Following the embedding of KB+ into the workflows of the Journals and E-Resources team at the end of the HIKE project, we recently decided to start looking at how we can incorporate JUSP into this workflow to help inform purchasing decisions and to evaluate and demonstrate the value of our collection.
With the expiry date of the NESLi2 deals (e.g. T&F SSH collection, Wiley STM collection, Sage Premier Collection) approaching we thought we would use these as case studies to investigate the information available within JUSP and KB+, how we could use it and if there was any information that we needed that was missing.
The first statistics that would be needed for this were the usage statistics for the collection. Using the Taylor and Francis SSH collection as an example, which provides us with access to all the titles predominantly from 1997 onwards, we do not receive access to the archive issues as part of this deal, we would require a report which gives us the usage statistics JR1-JR1a. This is available as a report in JUSP which provides you with the total figure for the publisher and with the figures for the individual titles.
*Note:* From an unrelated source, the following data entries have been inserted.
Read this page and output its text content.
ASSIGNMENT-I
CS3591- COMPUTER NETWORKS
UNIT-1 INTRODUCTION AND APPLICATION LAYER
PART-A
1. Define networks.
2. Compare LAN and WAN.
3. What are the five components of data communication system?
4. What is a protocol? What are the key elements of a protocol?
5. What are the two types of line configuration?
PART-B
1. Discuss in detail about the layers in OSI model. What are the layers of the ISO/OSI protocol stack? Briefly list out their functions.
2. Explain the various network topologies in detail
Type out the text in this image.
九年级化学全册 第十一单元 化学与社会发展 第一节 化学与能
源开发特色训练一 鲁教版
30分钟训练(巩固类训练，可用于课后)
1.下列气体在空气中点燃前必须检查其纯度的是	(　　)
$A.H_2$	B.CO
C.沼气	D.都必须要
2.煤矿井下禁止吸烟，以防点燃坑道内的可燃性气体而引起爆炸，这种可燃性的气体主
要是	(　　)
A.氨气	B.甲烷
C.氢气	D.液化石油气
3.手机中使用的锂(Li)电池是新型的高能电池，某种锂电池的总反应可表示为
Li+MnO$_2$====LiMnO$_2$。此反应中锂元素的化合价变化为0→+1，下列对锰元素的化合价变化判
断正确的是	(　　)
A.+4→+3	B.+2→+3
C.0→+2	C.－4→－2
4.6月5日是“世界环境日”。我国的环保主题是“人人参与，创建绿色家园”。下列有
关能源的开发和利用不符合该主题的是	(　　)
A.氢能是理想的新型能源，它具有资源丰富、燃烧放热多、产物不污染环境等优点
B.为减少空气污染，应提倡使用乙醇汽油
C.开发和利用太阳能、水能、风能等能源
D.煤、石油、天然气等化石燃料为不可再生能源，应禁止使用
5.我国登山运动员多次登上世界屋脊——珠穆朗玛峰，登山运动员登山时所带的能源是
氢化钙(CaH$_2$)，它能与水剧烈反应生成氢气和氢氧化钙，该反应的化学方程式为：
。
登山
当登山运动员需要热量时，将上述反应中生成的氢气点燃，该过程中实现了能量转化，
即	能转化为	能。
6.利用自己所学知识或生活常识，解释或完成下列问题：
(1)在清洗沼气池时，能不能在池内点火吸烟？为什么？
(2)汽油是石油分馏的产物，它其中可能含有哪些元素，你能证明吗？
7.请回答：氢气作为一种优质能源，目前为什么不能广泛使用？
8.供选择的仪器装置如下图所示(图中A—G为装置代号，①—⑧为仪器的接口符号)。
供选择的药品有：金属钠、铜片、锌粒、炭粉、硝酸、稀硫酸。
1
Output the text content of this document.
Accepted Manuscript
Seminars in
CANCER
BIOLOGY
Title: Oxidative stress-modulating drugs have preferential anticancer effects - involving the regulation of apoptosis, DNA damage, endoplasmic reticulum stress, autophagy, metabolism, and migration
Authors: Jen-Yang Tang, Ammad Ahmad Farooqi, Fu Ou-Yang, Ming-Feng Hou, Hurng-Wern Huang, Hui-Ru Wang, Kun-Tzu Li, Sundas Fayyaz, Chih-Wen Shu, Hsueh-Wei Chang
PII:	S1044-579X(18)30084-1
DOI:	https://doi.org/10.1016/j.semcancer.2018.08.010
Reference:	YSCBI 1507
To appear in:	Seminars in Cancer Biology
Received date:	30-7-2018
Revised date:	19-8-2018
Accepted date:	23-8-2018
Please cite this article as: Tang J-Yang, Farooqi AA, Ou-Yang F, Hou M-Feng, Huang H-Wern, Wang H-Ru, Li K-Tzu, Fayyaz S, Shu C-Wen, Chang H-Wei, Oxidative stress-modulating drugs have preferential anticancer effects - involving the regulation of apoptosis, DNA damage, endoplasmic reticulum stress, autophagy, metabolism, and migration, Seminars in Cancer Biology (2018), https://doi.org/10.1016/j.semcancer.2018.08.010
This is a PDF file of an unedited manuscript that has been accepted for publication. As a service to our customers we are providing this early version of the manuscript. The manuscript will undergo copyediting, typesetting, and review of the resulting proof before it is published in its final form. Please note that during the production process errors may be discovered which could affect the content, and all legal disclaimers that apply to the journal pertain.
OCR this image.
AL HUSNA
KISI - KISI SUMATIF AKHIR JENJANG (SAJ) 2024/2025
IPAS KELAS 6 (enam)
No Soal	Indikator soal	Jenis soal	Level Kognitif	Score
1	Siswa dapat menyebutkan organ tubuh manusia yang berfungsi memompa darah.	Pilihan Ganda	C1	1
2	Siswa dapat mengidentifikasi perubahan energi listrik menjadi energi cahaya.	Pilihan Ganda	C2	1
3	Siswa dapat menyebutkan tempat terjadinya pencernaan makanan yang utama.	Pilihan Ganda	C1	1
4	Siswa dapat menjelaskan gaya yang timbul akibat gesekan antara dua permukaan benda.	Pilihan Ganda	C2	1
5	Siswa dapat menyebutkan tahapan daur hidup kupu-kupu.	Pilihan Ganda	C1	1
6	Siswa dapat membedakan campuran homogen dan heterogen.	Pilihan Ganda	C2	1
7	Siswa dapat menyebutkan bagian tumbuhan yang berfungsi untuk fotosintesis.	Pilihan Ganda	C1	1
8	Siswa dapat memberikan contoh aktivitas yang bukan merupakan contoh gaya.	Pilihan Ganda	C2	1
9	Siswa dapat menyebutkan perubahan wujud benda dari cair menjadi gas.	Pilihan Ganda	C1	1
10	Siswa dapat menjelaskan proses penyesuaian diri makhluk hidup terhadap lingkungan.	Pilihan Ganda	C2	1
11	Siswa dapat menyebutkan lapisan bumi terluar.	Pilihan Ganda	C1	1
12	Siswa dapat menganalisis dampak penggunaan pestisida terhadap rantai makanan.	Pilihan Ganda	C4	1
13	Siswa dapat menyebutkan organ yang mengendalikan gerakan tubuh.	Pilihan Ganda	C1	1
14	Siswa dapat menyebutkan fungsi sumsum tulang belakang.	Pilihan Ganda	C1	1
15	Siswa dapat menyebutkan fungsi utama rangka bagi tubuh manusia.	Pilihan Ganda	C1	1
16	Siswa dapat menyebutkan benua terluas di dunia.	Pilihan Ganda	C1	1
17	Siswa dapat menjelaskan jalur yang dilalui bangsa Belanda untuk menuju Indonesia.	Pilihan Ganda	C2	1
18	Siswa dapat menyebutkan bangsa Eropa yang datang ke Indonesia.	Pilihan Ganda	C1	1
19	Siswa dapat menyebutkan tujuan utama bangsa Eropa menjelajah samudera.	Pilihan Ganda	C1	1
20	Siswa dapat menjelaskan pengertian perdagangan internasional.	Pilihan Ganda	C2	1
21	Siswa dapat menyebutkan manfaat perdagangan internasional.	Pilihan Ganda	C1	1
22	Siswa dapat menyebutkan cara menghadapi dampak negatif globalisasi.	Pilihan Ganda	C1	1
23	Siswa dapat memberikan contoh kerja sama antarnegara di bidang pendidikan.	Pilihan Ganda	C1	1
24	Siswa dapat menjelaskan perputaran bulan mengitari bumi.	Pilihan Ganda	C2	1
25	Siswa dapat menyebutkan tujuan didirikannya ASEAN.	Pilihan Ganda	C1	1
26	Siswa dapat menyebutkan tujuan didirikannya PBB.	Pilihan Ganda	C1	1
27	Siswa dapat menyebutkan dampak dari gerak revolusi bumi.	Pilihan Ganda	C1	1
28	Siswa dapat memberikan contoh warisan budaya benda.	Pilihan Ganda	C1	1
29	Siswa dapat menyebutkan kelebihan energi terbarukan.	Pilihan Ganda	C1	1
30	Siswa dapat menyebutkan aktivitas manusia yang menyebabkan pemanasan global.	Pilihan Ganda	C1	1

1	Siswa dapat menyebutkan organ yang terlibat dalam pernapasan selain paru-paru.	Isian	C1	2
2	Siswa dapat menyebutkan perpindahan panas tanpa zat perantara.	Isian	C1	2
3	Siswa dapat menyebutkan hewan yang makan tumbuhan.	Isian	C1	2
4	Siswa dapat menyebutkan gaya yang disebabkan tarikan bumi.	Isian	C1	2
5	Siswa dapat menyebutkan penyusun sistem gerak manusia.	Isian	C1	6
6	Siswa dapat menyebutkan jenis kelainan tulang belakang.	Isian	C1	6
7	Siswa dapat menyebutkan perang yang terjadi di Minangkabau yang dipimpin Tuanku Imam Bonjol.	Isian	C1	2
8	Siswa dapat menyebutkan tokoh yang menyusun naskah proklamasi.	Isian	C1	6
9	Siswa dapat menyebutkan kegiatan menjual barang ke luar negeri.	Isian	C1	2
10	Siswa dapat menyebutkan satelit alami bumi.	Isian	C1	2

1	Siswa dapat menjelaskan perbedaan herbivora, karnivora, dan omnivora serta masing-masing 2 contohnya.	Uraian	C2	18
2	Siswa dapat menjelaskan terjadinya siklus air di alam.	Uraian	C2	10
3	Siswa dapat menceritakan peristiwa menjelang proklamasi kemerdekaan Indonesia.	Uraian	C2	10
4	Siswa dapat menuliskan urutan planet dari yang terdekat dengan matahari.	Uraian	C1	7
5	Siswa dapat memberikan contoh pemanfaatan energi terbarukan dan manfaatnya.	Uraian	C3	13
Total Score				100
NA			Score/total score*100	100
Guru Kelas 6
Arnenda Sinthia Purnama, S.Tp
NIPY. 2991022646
Additionally it provides you with the number of articles accessed by the publisher which were available as Open Access (OA). This statistic is valuable to know as it allows us to dismiss OA use from the JR1-JR1a figures to give us a more accurate cost per use.
However, there is one major limitation of this report. It does not provide you with a breakdown of the figures through the period chosen either by month or by year, instead it gives the cumulative total of the entire date range. Nevertheless this total is useful to know as it can be used with other figures to provide other evaluation measures such as the cost per download for the life of the package.
To obtain a breakdown of usage statistics by month you have to use the ‘JR1, JR1a and JR1 GOA’ report which provides a breakdown of your usage statistics by month and by title. One of the problems with this report is that it does not exclude the JR1a statistics, so the statistics include the downloads from the backfiles which are not part of the NESLi2 deals and therefore should not be included in the statistical analysis as it could skew the figures. However, having checked the current vs. archival usage (which is available on JUSP) the archive usage is minimal, as we don’t own the archive, so in this instance it would be possible to use this report. This will be more of a problem as we start to purchase publisher backfiles.
The report gives a monthly breakdown of the usage statistics by title over the time period and for the publisher requested. This information is really useful for a yearly review as it allows you to identify patterns of use and evaluate the value of a single title. It allows us to identify any low use core subscriptions which could potentially be cancelled.
A useful report from JUSP is the ‘View usage of titles and deals’ which retrieves the statistics for the packages by a publisher. This data for the entire package is needed once a year, and then at the end of the package lifetime to evaluate the use of the package and to help use decide whether this is the correct package to renew.
Although this report is very useful as it provides us with the Current JR1 total for all the titles within the package, and so excludes the backfile downloads, it only provides the headline figures for the titles for each year. Therefore it is not particularly useful for analysing the monthly use of the package over it’s lifetime. Many of the higher education institutions take NESLi2 packages, therefore these are the statistics that many people require, therefore would it be possible to provide a monthly breakdown of this report including the JR1, JR1a, JR1 GOA and Current JR1 for all the titles of the package?
It is also useful for us to know which of these titles are core titles. Not only does it allow us to identify any core titles that do not have high usage and could perhaps be considered for cancellation but it also allows us to identify any high use titles that we do not have as an individual title which we should consider purchasing at the end of the package lifetime as an individual subscription so that we do not lose access to the title. Although it is possible to identify your core titles in JUSP, we have tended to identify them in KB+ as this system has been developed to help us manage our NESLi2 packages and core titles. Having already identified our core titles in KB+ it is not time efficient to re-add the same information to JUSP – would it be possible for there to be more data sharing between the two systems and have this information transferred over?
Or, even better, would it be possible for JUSP and KB+ to be integrated? At the moment it is only possible to view the usage statistics of an individual journal within a package through KB+. Would it be possible to add links at package level to the different reports available in JUSP e.g. title usage of the package, top 20 titles and expand the number of reports available, a report showing the least used titles would be useful? At the moment it is crucial for us to be able to demonstrate value for money and to be able to identify the titles that are not being used so that we can promote them to allow us to get the most out of a package. If JUSP were integrated within KB+, JUSP could have a section which included the other reports, not package specific, that are available through JUSP.